Superfluid helium-3 under regular confinement
Dr Lev Levitin (Royal Holloway University of London)
Superfluid phases of helium-3 are spectacular materials manifesting many types of broken symmetries and topological order, owing to the internal degrees of freedom of the spin-triplet p-wave Cooper pairs. Under confinement the surface pair-breaking has strong influence on the phase diagram and the properties of the superfluid phases.

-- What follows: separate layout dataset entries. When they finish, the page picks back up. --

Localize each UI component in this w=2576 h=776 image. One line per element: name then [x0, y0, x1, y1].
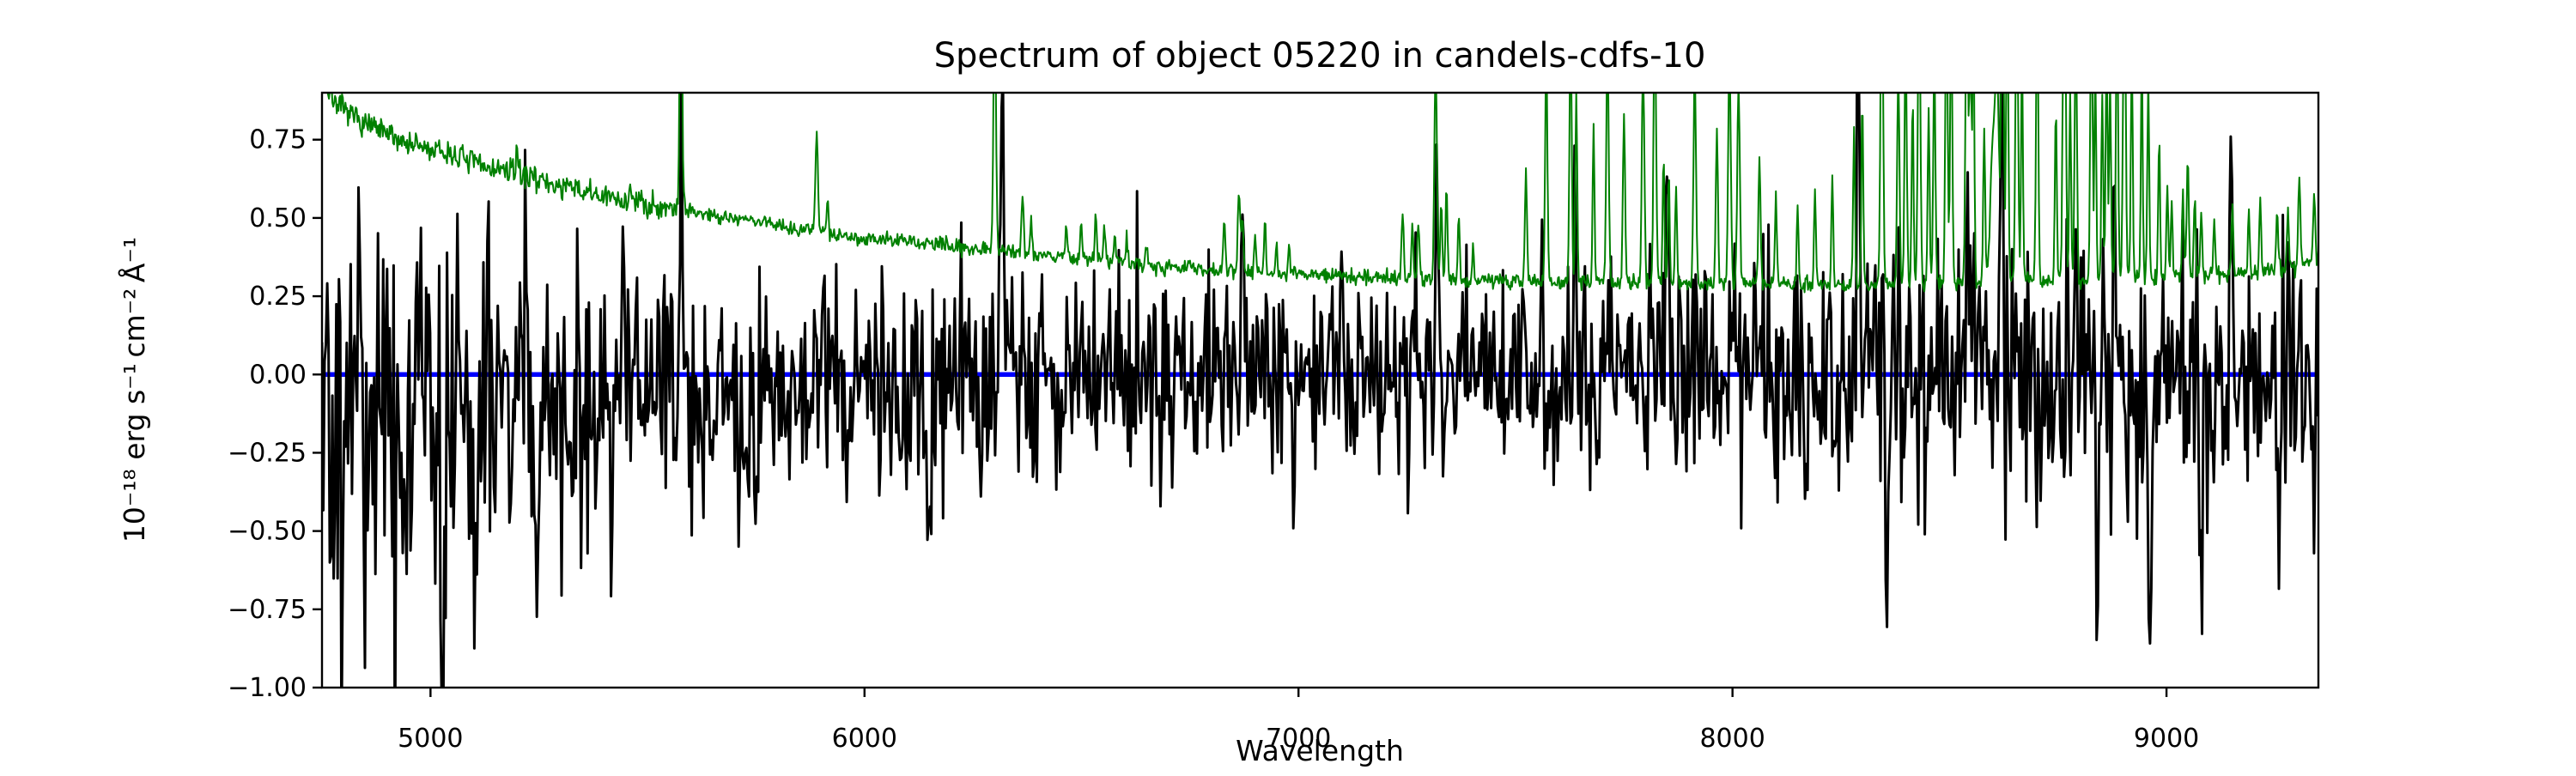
y-tick-label: −1.00: [228, 673, 307, 703]
plot-lines: [322, 93, 2318, 688]
flux-spectrum-line: [322, 93, 2318, 688]
sky-spectrum-line: [325, 93, 2318, 294]
y-axis-ticks: −1.00 −0.75 −0.50 −0.25 0.00 0.25 0.50 0.75: [228, 125, 322, 703]
x-tick-label: 5000: [398, 724, 463, 754]
x-tick-label: 6000: [832, 724, 897, 754]
x-tick-label: 8000: [1699, 724, 1765, 754]
y-tick-label: −0.50: [228, 517, 307, 547]
y-tick-label: −0.75: [228, 595, 307, 625]
y-tick-label: 0.75: [249, 125, 307, 155]
x-tick-label: 7000: [1266, 724, 1331, 754]
y-tick-label: 0.25: [249, 282, 307, 312]
y-tick-label: 0.00: [249, 360, 307, 390]
x-tick-label: 9000: [2134, 724, 2199, 754]
chart-title: Spectrum of object 05220 in candels-cdfs…: [934, 36, 1706, 76]
plot-frame: [320, 91, 2320, 689]
y-tick-label: 0.50: [249, 203, 307, 233]
x-axis-ticks: 5000 6000 7000 8000 9000: [398, 688, 2199, 754]
y-axis-label: 10⁻¹⁸ erg s⁻¹ cm⁻² Å⁻¹: [117, 237, 151, 543]
y-tick-label: −0.25: [228, 438, 307, 468]
x-axis-label: Wavelength: [1236, 734, 1404, 767]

I will present the experimental studies of helium-3 confined in nanofabricated cavities with slab geometry of thickness 0.2-1 micron, comparable to the size of Cooper pairs. Our ultra-sensitive techniques include SQUID NMR and torsional oscillator mass transport measurements. The recent results include a demonstration of tuning pair-breaking by coating cavity walls with precisely controlled amounts of helium-4, and evidence for a spatially-modulated phase, related to the long sought-after Fulde-Ferrell-Larkin-Ovchinnikov state in superconductors. While most our results are in good agreement with the p-wave BCS theory, we find that the relative stability of different superfluid phases is extremely sensitive to the strong coupling effects.
This work opens the prospect of studying the contribution of Andreev surface-and edge-bound states to the thermal transport under confinement, and search for new superfluid phases approaching the 2D limit.